John G. Morrison, Jr., shows a group some of his collection, tells them about his forefathers who were among the earliest European settlers in Minnesota; and reads a list of family births and deaths. Morrison then discusses his family and their move from Crow Wing to White Earth; when he first came to Red Lake and his movements before settling in Ponemah; the trail to Detroit Lakes; steamboats on Red Lake; the remainder of his freighting betweeen White Earth and Detroit Lakes; his recollections of early Bemidji and Chief Bemidji; a legend of Nanabozho; the earliest settlements at Red Lake; a local caucus in 1894; a pipe he received from a grave near an Episcopal church; "Grandma How" Josette Jourdain Warren How; early settlers on Upper Red Lake; and early Catholic priests. This record contains parts of multiple interviews. Please refer to the transcripts for help understanding these.
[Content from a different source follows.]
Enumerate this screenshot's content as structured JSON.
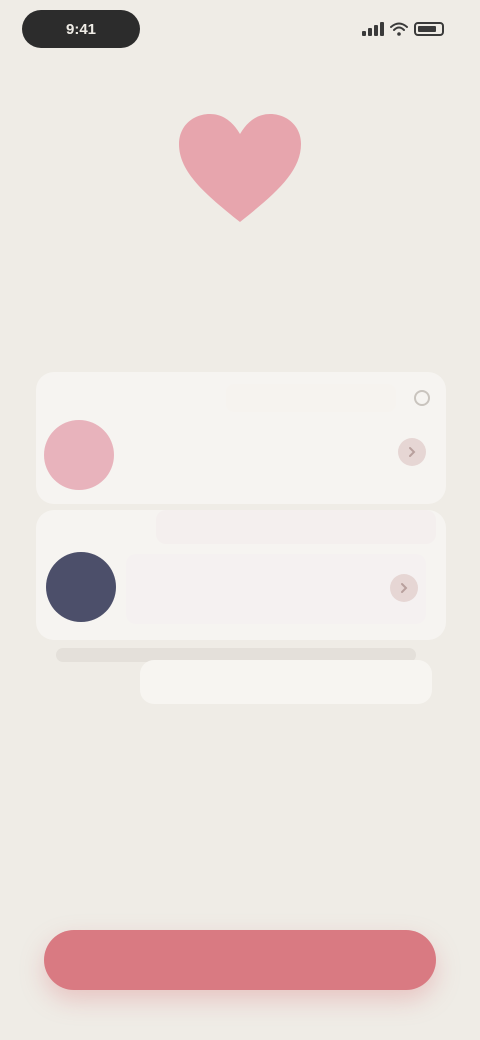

There are at least four men in the group being interviewed, including Harry Carson and Earl Geil, and a man named Warner, probably Carl Warner. Quote attributed to "unkown" may refer to more than one man. One of the unidentified men could be a brother of Geil's, possibly Harry Geil. The group discusses the names of Chief Bemidji's children; the relationship between the Carsons and Chief Bemidji; a man named Hinch sketching Chief Bemidji for a statue; coming to Bemidji before the mill started; whether early Bemidji was safe for women; when the Geil family came to Bemidji; the Geils freighting for the Carsons; the Geils building a house; Geil and McTaggart purchasing the Remore Hotel; about Guy Remore; running the Remore Hotel; fleas, lice and bedbugs; the Markham Hotel; settlers who were in Bemidji before the Geils; hauling in a boiler from Park Rapids; working at the Steidl mills; the Swedback mill; about Warner's travels from North Dakota by covered wagon; Earl Geil stopping Willis Brannon's runaway team; their memories of the local panic about the Leech Lake uprising; when a group of Ojibwe raided a liquor delivery; the mission between Lake Andrusia and Cass Lake; the city opera house; early doctors, hospitals, and smallpox; the origin of the Bemidji fire department; and the fire on Whiskey Row. This record contains parts of multiple interviews. Please refer to the transcripts for help understanding these.